Nonetheless, while international students are applying to fledgling US and local business programmes in Asia, they’re still applying to American campuses in record numbers. After a dip in 2002, foreign applications to American business schools resumed a steady rise. The number of international students registering to take the Gmat — the business school admissions test — jumped more than 22 per cent, from 22,256 in March last year to 27,196 in March this year. That’s quite a contrast to the comparably anaemic rise of 5.25 per cent in US Gmat registrations.

That’s partly because good US business schools give you more than just a business education. Major American programmes germinate contacts of all kinds with local businesses, and do all they can to place their graduates into positions at them. At Kellogg, eager students come face to face with executives at Kraft Foods, McDonald’s, Abbott Laboratories, Baxter Healthcare, and other giants in Chicagoland.

Extracurricular activities range from student-run conferences where business leaders hold forth on every conceivable category of business and economics to wine tastings, ski holidays in Vail, and trips to India.

Just as Americans seeking to do business in China do all they can to learn local customs associated with meals and gifts, and even take courses in Putonghua, international students hoping to sell their products in the US want to come here to learn the market.

The cultural exchange goes both ways. Raj Mathur, a former International Monetary Fund employee and incoming student at the University of Chicago’s Graduate School of Business (GSB), is familiar with the international locations of American programmes. “GSB has campuses in London and Singapore. The school says, ‘if you’re going to go abroad, we want you to go to the local schools, like London Business School, or Nanyang Tech’.

“A University of Chicago student cannot go to the Singapore campus of the Chicago B‑school. He has to go the Nanyang campus — the local campus — because the Chicago campus in Singapore recruits only people based in Asia.”

Beyond bridging cultural divides, business schools are expected to build lasting personal relationships. Businesses are, unavoidably, run by people, who make or break them and create their cultures. An acquisition can make perfect sense on paper, but if the owners and managers of each company can’t get to a comfort level with one another, it might never go through. Many mergers have failed to deliver any cost reductions or add any value because the organisational cultures and incentive structures simply weren’t compatible.

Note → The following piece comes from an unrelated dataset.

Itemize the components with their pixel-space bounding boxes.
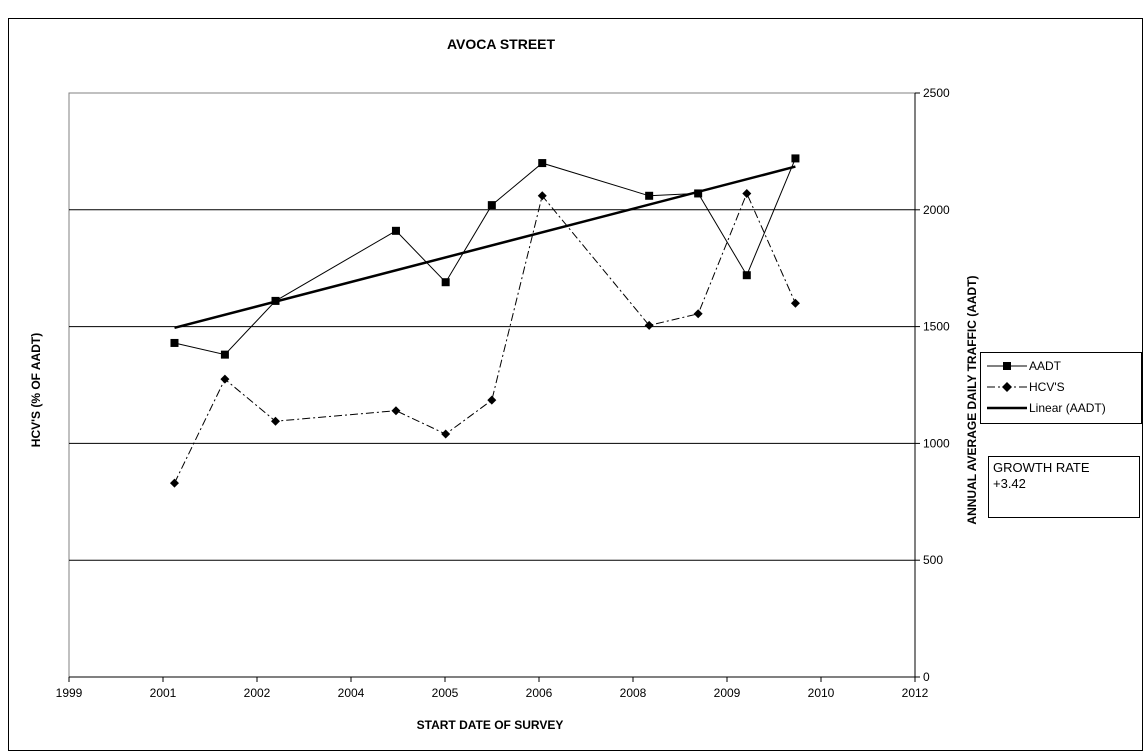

To some students, a top business school is as much a new social outlet, and networking opportunity as an exemplary management education. American business schools offer the purification of the meritocracy and, like the graduates of the US Military Academy class of 1915 — which included Omar Bradley and Dwight Eisenhower — their alumni often prove instrumental to one another later on. Connections students make at US business schools serve them well in markets on both sides of the Pacific.